Saturday, November 26, 2022

11/23/22 Amadeus? (1984 movie)

     It has been nice having time to unwind and do stuff we normally wouldn't.  Out of pure randomness, I was watching Youtube videos Thursday night (after we got back home from my in-law's house) and video clips popped up from the movie Amadeus, which was done in 1984.  I don't know why I even chose to watch them, but I thought they were interesting, and it occurred to me I never saw the movie back then.  Wife couldn't believe I said that, and all I could say was that when it came out, I thought it was related to that stupid pop song that just repeats "Amadeus, Amadeus, rock me Amadeus".  That song was horribly obnoxious and there might have been a movie tied to it, but it wasn't this one.

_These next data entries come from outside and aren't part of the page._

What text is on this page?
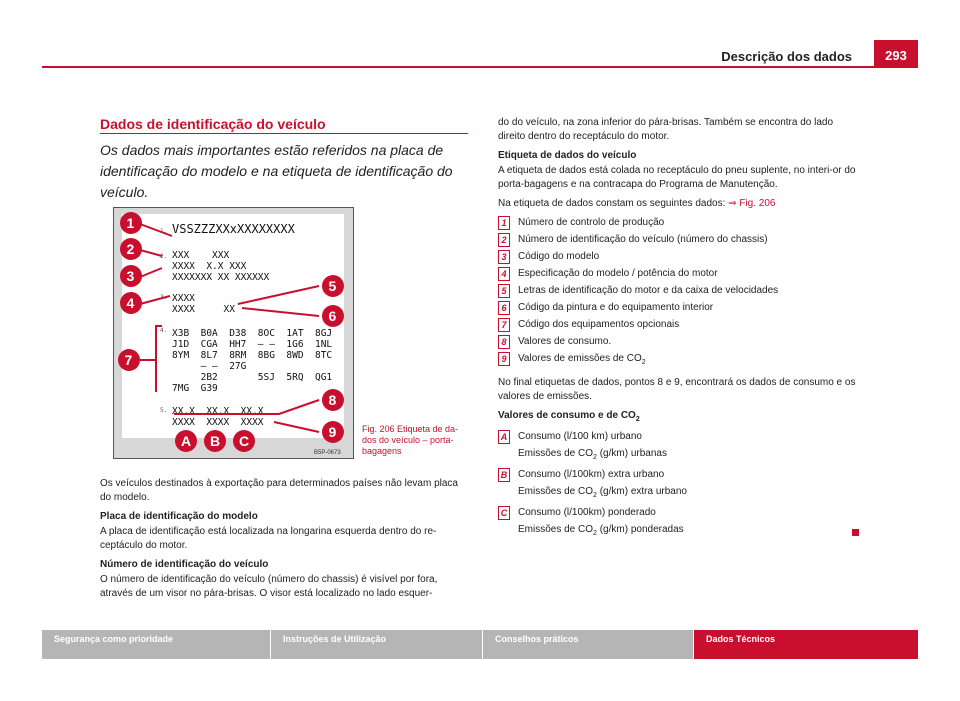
Descrição dos dados	293
Dados de identificação do veículo
Os dados mais importantes estão referidos na placa de identificação do modelo e na etiqueta de identificação do veículo.
1.
2.
3.
4.
5.
VSSZZZXXxXXXXXXXX
XXX    XXX
XXXX  X.X XXX
XXXXXXX XX XXXXXX
XXXX
XXXX     XX
X3B  B0A  D38  8OC  1AT  8GJ
J1D  CGA  HH7  – –  1G6  1NL
8YM  8L7  8RM  8BG  8WD  8TC
– –  27G
2B2       5SJ  5RQ  QG1
7MG  G39
XX.X  XX.X  XX.X
XXXX  XXXX  XXXX
1
2
3
4
5
6
7
8
9
A B C
B5P-0673
Fig. 206 Etiqueta de da-dos do veículo – porta-bagagens

Os veículos destinados à exportação para determinados países não levam placa do modelo.

Placa de identificação do modelo

A placa de identificação está localizada na longarina esquerda dentro do re-ceptáculo do motor.

Número de identificação do veículo

O número de identificação do veículo (número do chassis) é visível por fora, através de um visor no pára-brisas. O visor está localizado no lado esquer-

do do veículo, na zona inferior do pára-brisas. Também se encontra do lado direito dentro do receptáculo do motor.

Etiqueta de dados do veículo

A etiqueta de dados está colada no receptáculo do pneu suplente, no interi-or do porta-bagagens e na contracapa do Programa de Manutenção.

Na etiqueta de dados constam os seguintes dados: ⇒ Fig. 206

1	Número de controlo de produção
2	Número de identificação do veículo (número do chassis)
3	Código do modelo
4	Especificação do modelo / potência do motor
5	Letras de identificação do motor e da caixa de velocidades
6	Código da pintura e do equipamento interior
7	Código dos equipamentos opcionais
8	Valores de consumo.
9	Valores de emissões de $CO_2$

No final etiquetas de dados, pontos 8 e 9, encontrará os dados de consumo e os valores de emissões.

Valores de consumo e de $CO_2$

A Consumo (l/100 km) urbano
Emissões de $CO_2$ (g/km) urbanas
B Consumo (l/100km) extra urbano
Emissões de $CO_2$ (g/km) extra urbano
C Consumo (l/100km) ponderado
Emissões de $CO_2$ (g/km) ponderadas
Segurança como prioridade	Instruções de Utilização	Conselhos práticos	Dados Técnicos
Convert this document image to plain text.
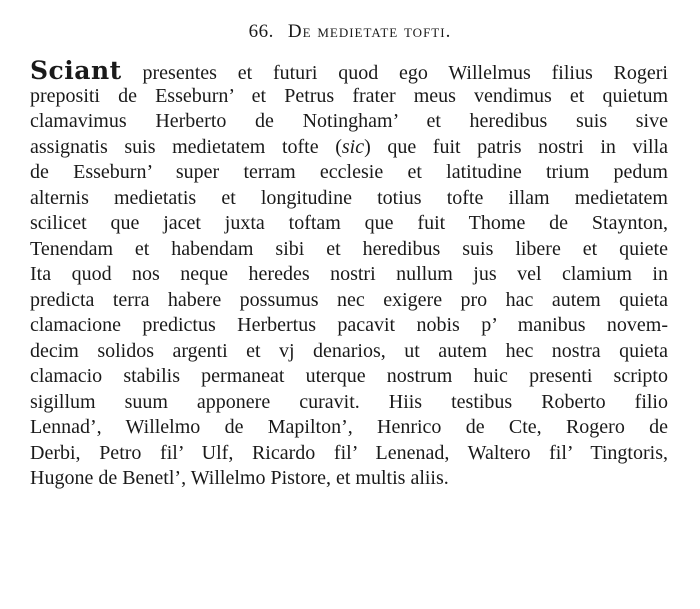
66. De medietate tofti.
Sciant presentes et futuri quod ego Willelmus filius Rogeri
prepositi de Esseburn’ et Petrus frater meus vendimus et quietum
clamavimus Herberto de Notingham’ et heredibus suis sive
assignatis suis medietatem tofte (sic) que fuit patris nostri in villa
de Esseburn’ super terram ecclesie et latitudine trium pedum
alternis medietatis et longitudine totius tofte illam medietatem
scilicet que jacet juxta toftam que fuit Thome de Staynton,
Tenendam et habendam sibi et heredibus suis libere et quiete
Ita quod nos neque heredes nostri nullum jus vel clamium in
predicta terra habere possumus nec exigere pro hac autem quieta
clamacione predictus Herbertus pacavit nobis p’ manibus novem-
decim solidos argenti et vj denarios, ut autem hec nostra quieta
clamacio stabilis permaneat uterque nostrum huic presenti scripto
sigillum suum apponere curavit. Hiis testibus Roberto filio
Lennad’, Willelmo de Mapilton’, Henrico de Cte, Rogero de
Derbi, Petro fil’ Ulf, Ricardo fil’ Lenenad, Waltero fil’ Tingtoris,
Hugone de Benetl’, Willelmo Pistore, et multis aliis.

    This movie was set in Amadeus lifetime, from the later 1700s into the 1800s.  I believe the story picks up around 1760, it is about the life of Wolfgang Amadeus Mozart, but as seen through the eyes of Antonio Salieri, a lesser-known composer of the time.  He was passionate about music from a young age and considered himself devoted to the craft, as one must be to be able to make music pleasing to God's ears.  In enters Mozart who is gifted above all but wrapped in the body of a young horn-dog who cares more for pleasures of the flesh, than devoting his skills to his true gift.

    Salieri is good enough to become the composer to Emperor Joseph II, when they hear of young Mozart.  Mozart is then invited to come and perform for the emperor when Salieri becomes obsessed with Mozart and his carefree ways yet cannot deny the skill and passion how he understands and writes music.  The movie then becomes a fictional recounting of their lives, Salieri always trying to bring Mozart down, but never really can because he loves the art of music too much.

    The story is good in that it is only the recounting from Salieri's old age that we know of Mozart's life, so we don't know the full story.  We just see moments of greatness, when he shows up and plays one of his creations just by hearing it once, to when he performs one of his great concerts or operas.  Salieri is being questioned on whether he had anything to do with the death of Mozart, who died tragically in his 40's, but it is believed it was from his alcoholism.  In the end, Salieri admits Mozart was the greatest composer he ever met, and he resigned himself to at most being the patron saint of mediocrity, as all he ever produced was mediocre music, not for God, but for the mediocre people around him as he seems to lose his mind.